We determine the border subrank of higher order structure tensors of several families of algebras, and in particular obtain the following results. (1) We determine tight bounds on the border subrank of $k$-fold matrix multiplication and $k$-fold upper triangular matrix multiplication for all $k$. (2) We determine the border subrank of the higher order structure tensors of truncated polynomial algebras, null algebras, and apolar algebras of a quadric. (3) We determine the border subrank of the higher order structure tensors of the Lie algebra $\mathfrak{sl}_2$ for all orders. (4) We prove that degeneration of structure tensors of algebras propagates from higher to lower order. Along the way, we investigate which upper bound methods (geometric rank, $G$-stable rank, socle degree) are effective in which settings, and how they relate. Our work extends the results of Strassen (J.~Reine Angew.~Math., 1987, 1991), who determined the asymptotic subrank of these algebras for tensors of order three, in two directions: we determine the border subrank itself rather than its asymptotic version, and we consider higher order structure tensors.
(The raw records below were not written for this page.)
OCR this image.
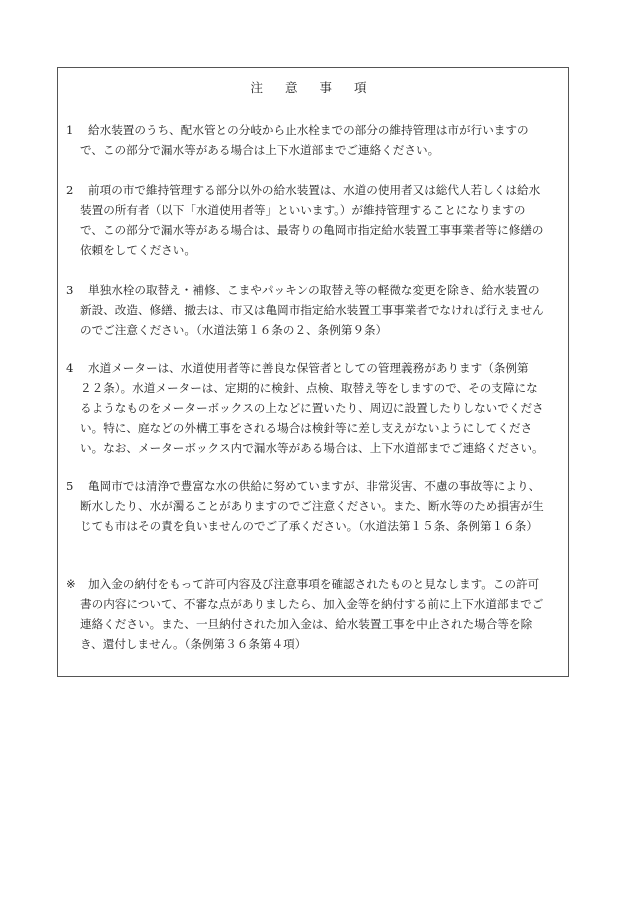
注 意 事 項
1 給水装置のうち、配水管との分岐から止水栓までの部分の維持管理は市が行いますの
で、この部分で漏水等がある場合は上下水道部までご連絡ください。
2 前項の市で維持管理する部分以外の給水装置は、水道の使用者又は総代人若しくは給水
装置の所有者（以下「水道使用者等」といいます。）が維持管理することになりますの
で、この部分で漏水等がある場合は、最寄りの亀岡市指定給水装置工事事業者等に修繕の
依頼をしてください。
3 単独水栓の取替え・補修、こまやパッキンの取替え等の軽微な変更を除き、給水装置の
新設、改造、修繕、撤去は、市又は亀岡市指定給水装置工事事業者でなければ行えません
のでご注意ください。（水道法第１６条の２、条例第９条）
4 水道メーターは、水道使用者等に善良な保管者としての管理義務があります（条例第
２２条）。水道メーターは、定期的に検針、点検、取替え等をしますので、その支障にな
るようなものをメーターボックスの上などに置いたり、周辺に設置したりしないでくださ
い。特に、庭などの外構工事をされる場合は検針等に差し支えがないようにしてくださ
い。なお、メーターボックス内で漏水等がある場合は、上下水道部までご連絡ください。
5 亀岡市では清浄で豊富な水の供給に努めていますが、非常災害、不慮の事故等により、
断水したり、水が濁ることがありますのでご注意ください。また、断水等のため損害が生
じても市はその責を負いませんのでご了承ください。（水道法第１５条、条例第１６条）
※ 加入金の納付をもって許可内容及び注意事項を確認されたものと見なします。この許可
書の内容について、不審な点がありましたら、加入金等を納付する前に上下水道部までご
連絡ください。また、一旦納付された加入金は、給水装置工事を中止された場合等を除
き、還付しません。（条例第３６条第４項）
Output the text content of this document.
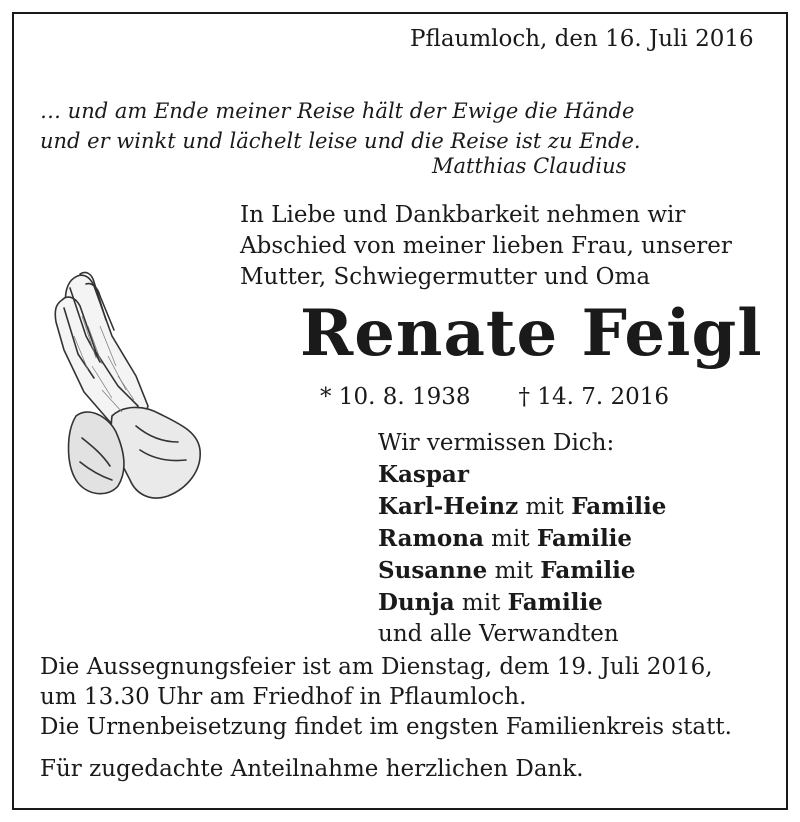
Pflaumloch, den 16. Juli 2016
… und am Ende meiner Reise hält der Ewige die Hände
und er winkt und lächelt leise und die Reise ist zu Ende.
Matthias Claudius
In Liebe und Dankbarkeit nehmen wir
Abschied von meiner lieben Frau, unserer
Mutter, Schwiegermutter und Oma
Renate Feigl
* 10. 8. 1938 † 14. 7. 2016
Wir vermissen Dich:
Kaspar
Karl-Heinz mit Familie
Ramona mit Familie
Susanne mit Familie
Dunja mit Familie
und alle Verwandten
Die Aussegnungsfeier ist am Dienstag, dem 19. Juli 2016,
um 13.30 Uhr am Friedhof in Pflaumloch.
Die Urnenbeisetzung findet im engsten Familienkreis statt.
Für zugedachte Anteilnahme herzlichen Dank.
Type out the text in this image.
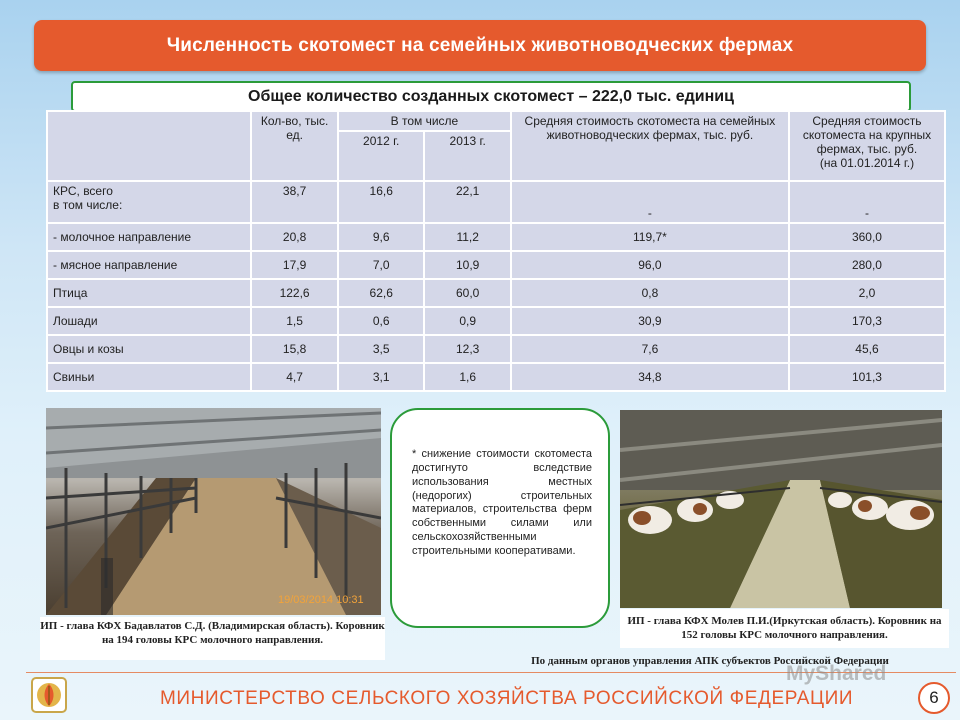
Численность скотомест на семейных животноводческих фермах
Общее количество созданных скотомест – 222,0 тыс. единиц
	Кол-во, тыс. ед.	В том числе		Средняя стоимость скотоместа на семейных животноводческих фермах, тыс. руб.	Средняя стоимость скотоместа на крупных фермах, тыс. руб.
(на 01.01.2014 г.)

		2012 г.	2013 г.		

КРС, всего
в том числе:	38,7	16,6	22,1	-	-
- молочное направление	20,8	9,6	11,2	119,7*	360,0
- мясное направление	17,9	7,0	10,9	96,0	280,0
Птица	122,6	62,6	60,0	0,8	2,0
Лошади	1,5	0,6	0,9	30,9	170,3
Овцы и козы	15,8	3,5	12,3	7,6	45,6
Свиньи	4,7	3,1	1,6	34,8	101,3
19/03/2014 10:31
ИП - глава КФХ Бадавлатов С.Д. (Владимирская область). Коровник на 194 головы КРС молочного направления.
* снижение стоимости скотоместа достигнуто вследствие использования местных (недорогих) строительных материалов, строительства ферм собственными силами или сельскохозяйственными строительными кооперативами.
ИП - глава КФХ Молев П.И.(Иркутская область). Коровник на 152 головы КРС молочного направления.
По данным органов управления АПК субъектов Российской Федерации
МИНИСТЕРСТВО СЕЛЬСКОГО ХОЗЯЙСТВА РОССИЙСКОЙ ФЕДЕРАЦИИ
MyShared
6
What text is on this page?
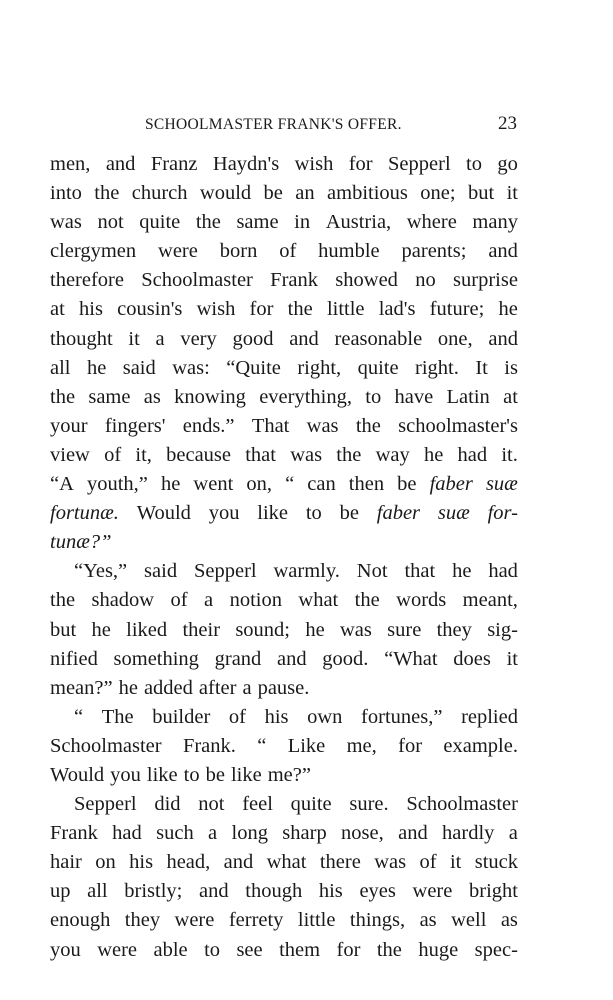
SCHOOLMASTER FRANK'S OFFER.	23
men, and Franz Haydn's wish for Sepperl to go
into the church would be an ambitious one; but it
was not quite the same in Austria, where many
clergymen were born of humble parents; and
therefore Schoolmaster Frank showed no surprise
at his cousin's wish for the little lad's future; he
thought it a very good and reasonable one, and
all he said was: “Quite right, quite right. It is
the same as knowing everything, to have Latin at
your fingers' ends.” That was the schoolmaster's
view of it, because that was the way he had it.
“A youth,” he went on, “ can then be faber suæ
fortunæ. Would you like to be faber suæ for-
tunæ?”
“Yes,” said Sepperl warmly. Not that he had
the shadow of a notion what the words meant,
but he liked their sound; he was sure they sig-
nified something grand and good. “What does it
mean?” he added after a pause.
“ The builder of his own fortunes,” replied
Schoolmaster Frank. “ Like me, for example.
Would you like to be like me?”
Sepperl did not feel quite sure. Schoolmaster
Frank had such a long sharp nose, and hardly a
hair on his head, and what there was of it stuck
up all bristly; and though his eyes were bright
enough they were ferrety little things, as well as
you were able to see them for the huge spec-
翻译：我们确定了若干代数族的高阶结构张量的边界子秩，并特别获得以下结果：（1）对于所有$k$，我们给出了$k$重矩阵乘法与$k$重上三角矩阵乘法的边界子秩的紧界；（2）我们确定了截断多项式代数、零代数及二次曲面的极代数的边界子秩；（3）我们确定了所有阶数下李代数$\mathfrak{sl}_2$的高阶结构张量的边界子秩；（4）我们证明代数的结构张量的退化性会从高阶传播至低阶。在此过程中，我们探讨了哪些上界方法（几何秩、$G$-稳定秩、Socle度数）在何种设定下有效，以及它们之间的关联。本研究在以下两个方向上拓展了Strassen（J.~Reine Angew.~Math., 1987, 1991）关于三阶张量代数渐近子秩的结果：我们确定了边界子秩本身而非其渐近版本，同时考虑了高阶结构张量。